Ask Peninah Mwangi about the PEPFAR pledge

Faced with violence against sex workers in Kenya, Peninah Mwangi noted, “The death of a sex worker is the death of a woman, a mother, a sister, a Kenyan.”  Mwangi should know.

Peninah Mwangi is the Executive Director of the Bar Hostess Empowerment and Support Programme, BHESP, located in Nairobi, Kenya. BHESP organizes, advocates, and empowers sex workers. Before the recent elections, BHESP organized `awareness campaigns’ with bar hostesses and their customers, to make sure that everyone voted, that no one missed voting due to drunkenness. It was a critical citizenship participatory popular education program run from one bar, and one barstool, to the next.

BHESP has marched and lobbied for decriminalization and legalization of sex work.

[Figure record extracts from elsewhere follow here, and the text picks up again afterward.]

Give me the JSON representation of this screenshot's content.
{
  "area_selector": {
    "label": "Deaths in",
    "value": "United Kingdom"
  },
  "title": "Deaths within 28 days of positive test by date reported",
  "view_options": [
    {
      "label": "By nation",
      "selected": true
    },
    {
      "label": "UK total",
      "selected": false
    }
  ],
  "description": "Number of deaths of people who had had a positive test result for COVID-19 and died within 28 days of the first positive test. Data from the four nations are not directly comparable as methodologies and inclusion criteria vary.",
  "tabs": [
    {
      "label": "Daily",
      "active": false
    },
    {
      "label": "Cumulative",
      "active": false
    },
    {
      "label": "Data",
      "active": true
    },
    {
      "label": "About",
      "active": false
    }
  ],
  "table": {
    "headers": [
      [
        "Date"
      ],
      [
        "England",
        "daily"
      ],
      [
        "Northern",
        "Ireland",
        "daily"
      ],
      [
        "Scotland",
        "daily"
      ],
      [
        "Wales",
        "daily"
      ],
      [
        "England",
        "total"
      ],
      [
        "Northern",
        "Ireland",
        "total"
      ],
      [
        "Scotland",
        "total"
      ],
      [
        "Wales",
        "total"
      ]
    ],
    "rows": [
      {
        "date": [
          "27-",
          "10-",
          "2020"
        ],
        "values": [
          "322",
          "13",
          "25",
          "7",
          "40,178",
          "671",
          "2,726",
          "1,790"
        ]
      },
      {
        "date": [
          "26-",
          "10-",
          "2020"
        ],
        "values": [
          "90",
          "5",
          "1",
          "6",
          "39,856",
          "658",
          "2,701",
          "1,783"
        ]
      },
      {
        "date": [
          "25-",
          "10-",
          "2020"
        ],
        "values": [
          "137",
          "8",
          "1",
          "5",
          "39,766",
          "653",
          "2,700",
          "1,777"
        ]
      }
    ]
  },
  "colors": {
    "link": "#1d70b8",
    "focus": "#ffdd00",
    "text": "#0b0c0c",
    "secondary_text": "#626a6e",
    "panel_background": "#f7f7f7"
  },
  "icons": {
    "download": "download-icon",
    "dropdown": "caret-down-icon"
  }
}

They have marched and lobbied to end police violence against sex workers. At the same time, they have established drop-in centers, legal services, hotlines and havens. The Bar Hostess Empowerment and Support Programme have improved and saved women’s lives in Kenya, and are a model for the rest of the world.

They are supported by Pathfinder International, the Open Society Foundations; the Global Fund to Fight AIDS, Tuberculosis and Malaria. Almost every major organization that matters admires and supports the great, innovative and urgent work that BHESP provides. The large exception, the elephant-in-the-room exception, to this is PEPFAR, the US President’s Emergency Plan for AIDS Relief. Why? Because Peninah Mwangi and her colleagues won’t take the `anti-prostitution pledge.’ Apparently sex work is a far greater `emergency’ than AIDS.

Today, the U.S. Supreme Court is hearing a case in which opponents to the `pledge’ argue that the `pledge’ violates first amendment rights and impairs attempts to improve the working conditions of sex workers. Proponents claim the `pledge’ rescues women from trafficking and worse.

Behind, or obscured by, the legal debate are the sex workers themselves. On one hand, researcher after researcher has noted that the PEPFAR pledge harms any campaigns or programs among sex workers to reduce and eradicate HIV and AIDS. Criminalization of sex work increases risk factors for AIDS among sex workers. Transnational and global criminalization of sex work widens the pool of those increasingly at risk into a global ocean. As some have noted, it’s a dark ripple effect, which keeps on spreading.

Here’s one example of the impact of the `pledge’: “As a result of the pledge, in many instances information sharing about successful programming with sex workers has nearly ceased. Sex work programming has become a taboo topic; organizations that receive other funding are likely to be interested in or to seek US government contracts and funds. Others with specific missions have reigned in all activities unrelated or tangentially related to their missions; this has affected many sex work projects the world over. The anti-prostitution pledge has prevented the sharing of information about successful programming and prevented scaling up successful operations.”

Prevented the sharing of information. Silence. Equals. Death. The death of a sex worker is the death of a woman, a mother, a sister, a `fellow citizen’, a human being. Ask Peninah Mwangi. She should know.